Lagerhaus (Warmlager) Baujahr 1975, mittlere Ausstattungsgüte 970 EUR/m2, Bruttogrundfläche 1.000 m2, ergibt 970.000 EUR abzgl. 23 x 2 % = 523.800 EUR (mindestens 40 % = 388.000 EUR, hier nicht unterschritten) Gebäudesachwert.

Im Vergleich zum bisherigen Recht führt die Anwendung der Regelherstellungskosten anstelle der bisher heranzuziehenden ertragsteuerlichen Werte immer dann zu höheren Werten, wenn die Bauwerke ertragsteuerlich schon erheblich abgeschrieben waren. Bei besonders gestalteten und ausgestatteten Wohnhäusern (EFH, ZFH – Villen) mit entsprechend größeren Grundstücksumgriff ist mit deutlich höheren Steuerwerten als nach bisherigem Recht zu rechnen. Bei hohem Ertrag kann das Ertragswertverfahren bei wenig qualitätsvollen Bauwerken zu einem über dem Sachwert liegenden Wert führen. ME kann aber mit dem niedrigeren steuerlichen Sachwert nicht der niedrigere Verkehrswert iSd § 198 BewG nachgewiesen werden.

bb) Anpassung an den gemeinen Wert mit einer Wertzahl

Nach der Addierung von Bodenwert und Gebäudesachwert ist diese Summe (vorläufiger Sachwert) durch eine sog. Wertzahl an die Marktlage anzupassen. Als Wertzahlen sollen vorrangig die von den Gutachterausschüssen abgeleiteten Sachwertfaktoren angewendet werden. Hilfsweise werden in Anlage 25 zum BewG Wertzahlen vorgegeben. Der so angepasste Sachwert ist dann durch die Bewertungsstelle festzustellen.

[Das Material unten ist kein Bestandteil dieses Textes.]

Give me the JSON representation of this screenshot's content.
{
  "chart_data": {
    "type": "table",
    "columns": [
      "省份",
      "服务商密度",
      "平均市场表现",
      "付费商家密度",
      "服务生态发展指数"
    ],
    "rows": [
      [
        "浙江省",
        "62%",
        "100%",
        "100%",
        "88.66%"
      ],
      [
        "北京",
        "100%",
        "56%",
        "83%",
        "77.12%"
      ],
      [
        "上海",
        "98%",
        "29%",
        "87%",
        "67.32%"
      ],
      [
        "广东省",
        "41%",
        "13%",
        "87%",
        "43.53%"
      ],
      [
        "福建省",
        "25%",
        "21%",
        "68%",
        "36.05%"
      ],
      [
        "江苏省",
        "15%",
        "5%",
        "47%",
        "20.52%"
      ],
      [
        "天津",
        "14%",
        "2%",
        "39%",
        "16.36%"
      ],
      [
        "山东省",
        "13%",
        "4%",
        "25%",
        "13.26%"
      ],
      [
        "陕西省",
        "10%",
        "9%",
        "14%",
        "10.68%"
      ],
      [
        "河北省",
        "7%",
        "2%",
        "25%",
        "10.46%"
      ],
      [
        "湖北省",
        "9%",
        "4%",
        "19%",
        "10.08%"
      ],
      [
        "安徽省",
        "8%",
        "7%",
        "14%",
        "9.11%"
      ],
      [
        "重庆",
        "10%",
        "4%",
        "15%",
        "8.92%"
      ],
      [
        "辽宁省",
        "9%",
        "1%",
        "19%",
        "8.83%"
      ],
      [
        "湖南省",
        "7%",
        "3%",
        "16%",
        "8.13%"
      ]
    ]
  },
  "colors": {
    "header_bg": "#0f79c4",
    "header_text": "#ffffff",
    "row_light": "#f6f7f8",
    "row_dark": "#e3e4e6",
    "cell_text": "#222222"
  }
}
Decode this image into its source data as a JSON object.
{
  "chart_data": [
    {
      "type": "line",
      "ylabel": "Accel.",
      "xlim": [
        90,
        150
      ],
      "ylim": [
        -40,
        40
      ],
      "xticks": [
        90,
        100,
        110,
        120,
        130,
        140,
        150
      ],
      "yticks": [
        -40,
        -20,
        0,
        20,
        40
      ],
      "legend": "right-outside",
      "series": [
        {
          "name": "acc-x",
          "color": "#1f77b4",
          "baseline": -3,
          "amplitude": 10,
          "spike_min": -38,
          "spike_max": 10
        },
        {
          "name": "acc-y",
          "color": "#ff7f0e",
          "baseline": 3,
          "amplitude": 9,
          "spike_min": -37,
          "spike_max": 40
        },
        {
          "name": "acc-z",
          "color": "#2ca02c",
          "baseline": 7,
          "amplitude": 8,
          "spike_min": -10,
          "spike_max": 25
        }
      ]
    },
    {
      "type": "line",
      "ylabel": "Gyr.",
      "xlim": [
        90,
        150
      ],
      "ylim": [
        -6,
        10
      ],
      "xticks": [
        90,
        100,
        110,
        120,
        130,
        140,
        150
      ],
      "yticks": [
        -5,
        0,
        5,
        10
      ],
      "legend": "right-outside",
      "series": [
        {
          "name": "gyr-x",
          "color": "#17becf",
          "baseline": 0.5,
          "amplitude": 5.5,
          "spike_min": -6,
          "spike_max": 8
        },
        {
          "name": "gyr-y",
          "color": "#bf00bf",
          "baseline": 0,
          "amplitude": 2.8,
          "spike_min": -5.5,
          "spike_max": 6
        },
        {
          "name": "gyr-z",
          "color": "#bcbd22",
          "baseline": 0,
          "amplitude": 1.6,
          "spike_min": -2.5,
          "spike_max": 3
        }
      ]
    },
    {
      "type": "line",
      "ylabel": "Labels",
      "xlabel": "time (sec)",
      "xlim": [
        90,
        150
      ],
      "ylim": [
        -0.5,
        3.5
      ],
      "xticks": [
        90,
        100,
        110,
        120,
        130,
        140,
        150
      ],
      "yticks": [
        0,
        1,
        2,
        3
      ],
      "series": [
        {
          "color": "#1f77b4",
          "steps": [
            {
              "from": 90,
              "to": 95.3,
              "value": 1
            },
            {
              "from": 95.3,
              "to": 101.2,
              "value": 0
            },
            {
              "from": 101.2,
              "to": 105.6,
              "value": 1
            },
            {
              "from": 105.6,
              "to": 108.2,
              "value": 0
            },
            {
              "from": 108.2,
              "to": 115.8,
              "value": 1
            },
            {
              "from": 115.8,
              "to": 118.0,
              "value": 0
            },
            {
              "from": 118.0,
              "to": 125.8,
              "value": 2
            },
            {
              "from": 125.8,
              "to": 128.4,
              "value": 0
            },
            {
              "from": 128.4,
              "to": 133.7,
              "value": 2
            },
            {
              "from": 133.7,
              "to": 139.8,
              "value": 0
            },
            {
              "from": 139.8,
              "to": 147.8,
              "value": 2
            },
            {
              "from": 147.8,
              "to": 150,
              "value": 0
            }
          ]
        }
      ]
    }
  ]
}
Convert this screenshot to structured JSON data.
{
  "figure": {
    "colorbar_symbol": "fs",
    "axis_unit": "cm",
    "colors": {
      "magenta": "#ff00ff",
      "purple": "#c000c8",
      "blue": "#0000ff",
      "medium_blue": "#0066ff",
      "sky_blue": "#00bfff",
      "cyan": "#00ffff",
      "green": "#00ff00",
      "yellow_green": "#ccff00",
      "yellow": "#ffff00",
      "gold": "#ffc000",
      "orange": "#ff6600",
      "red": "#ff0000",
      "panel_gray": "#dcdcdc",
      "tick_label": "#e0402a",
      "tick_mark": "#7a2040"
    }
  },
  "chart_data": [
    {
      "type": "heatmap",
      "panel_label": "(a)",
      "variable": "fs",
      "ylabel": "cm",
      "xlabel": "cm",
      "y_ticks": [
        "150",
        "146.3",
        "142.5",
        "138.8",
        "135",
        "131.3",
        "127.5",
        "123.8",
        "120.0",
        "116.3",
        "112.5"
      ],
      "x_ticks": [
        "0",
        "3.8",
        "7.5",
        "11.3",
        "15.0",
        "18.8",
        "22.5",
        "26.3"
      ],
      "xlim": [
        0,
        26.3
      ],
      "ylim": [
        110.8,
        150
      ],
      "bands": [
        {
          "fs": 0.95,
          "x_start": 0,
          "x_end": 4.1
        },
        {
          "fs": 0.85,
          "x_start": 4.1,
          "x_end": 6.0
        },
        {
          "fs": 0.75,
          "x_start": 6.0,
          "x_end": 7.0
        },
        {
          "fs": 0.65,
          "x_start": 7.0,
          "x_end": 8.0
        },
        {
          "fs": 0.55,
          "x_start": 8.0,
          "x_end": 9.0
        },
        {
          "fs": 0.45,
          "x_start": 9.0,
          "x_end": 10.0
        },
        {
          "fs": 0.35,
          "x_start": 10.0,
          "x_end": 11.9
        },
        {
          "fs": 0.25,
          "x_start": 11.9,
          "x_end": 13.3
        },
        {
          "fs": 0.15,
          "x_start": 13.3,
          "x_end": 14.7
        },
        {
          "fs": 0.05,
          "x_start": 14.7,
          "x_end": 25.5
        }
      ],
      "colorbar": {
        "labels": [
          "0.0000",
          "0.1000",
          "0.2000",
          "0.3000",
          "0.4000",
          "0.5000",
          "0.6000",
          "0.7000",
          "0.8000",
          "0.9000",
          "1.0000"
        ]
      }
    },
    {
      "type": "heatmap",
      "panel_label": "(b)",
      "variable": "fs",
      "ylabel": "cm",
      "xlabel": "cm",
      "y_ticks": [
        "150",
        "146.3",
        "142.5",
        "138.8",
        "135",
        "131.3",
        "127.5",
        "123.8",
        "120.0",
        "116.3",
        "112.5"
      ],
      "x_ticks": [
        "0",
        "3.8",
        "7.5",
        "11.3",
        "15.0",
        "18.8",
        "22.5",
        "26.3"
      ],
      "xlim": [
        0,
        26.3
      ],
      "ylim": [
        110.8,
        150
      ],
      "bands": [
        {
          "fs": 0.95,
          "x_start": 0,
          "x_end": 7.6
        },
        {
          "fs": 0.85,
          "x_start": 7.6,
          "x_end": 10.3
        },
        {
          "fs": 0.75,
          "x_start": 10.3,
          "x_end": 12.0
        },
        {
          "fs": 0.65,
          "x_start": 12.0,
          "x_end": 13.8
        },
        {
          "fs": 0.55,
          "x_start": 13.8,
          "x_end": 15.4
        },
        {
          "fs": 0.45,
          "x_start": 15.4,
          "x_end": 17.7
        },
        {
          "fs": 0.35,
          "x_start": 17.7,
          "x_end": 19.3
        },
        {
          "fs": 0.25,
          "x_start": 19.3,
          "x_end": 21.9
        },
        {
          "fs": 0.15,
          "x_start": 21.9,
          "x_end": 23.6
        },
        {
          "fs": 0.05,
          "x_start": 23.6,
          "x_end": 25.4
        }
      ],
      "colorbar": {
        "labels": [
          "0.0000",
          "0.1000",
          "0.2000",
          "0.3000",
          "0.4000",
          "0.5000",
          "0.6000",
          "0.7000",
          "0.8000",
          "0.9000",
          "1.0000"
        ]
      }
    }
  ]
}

cc) Öffnungsklausel = Ansatz eines niedrigeren individuellen Verkehrswerts

Ob und inwieweit dieser Steuerwert dem Verkehrswert entspricht, ist durch den Steuerpflichtigen bzw. seinen Berater sorgfältig zu überprüfen. Denn wenn der Steuerwert den Verkehrswert übersteigt, kann bei entsprechendem Nachweis (Bausachverständigengutachten, zeitnahe Verkäufe) der Ansatz des niedrigeren Verkehrswerts erreicht werden (§ 198 BewG).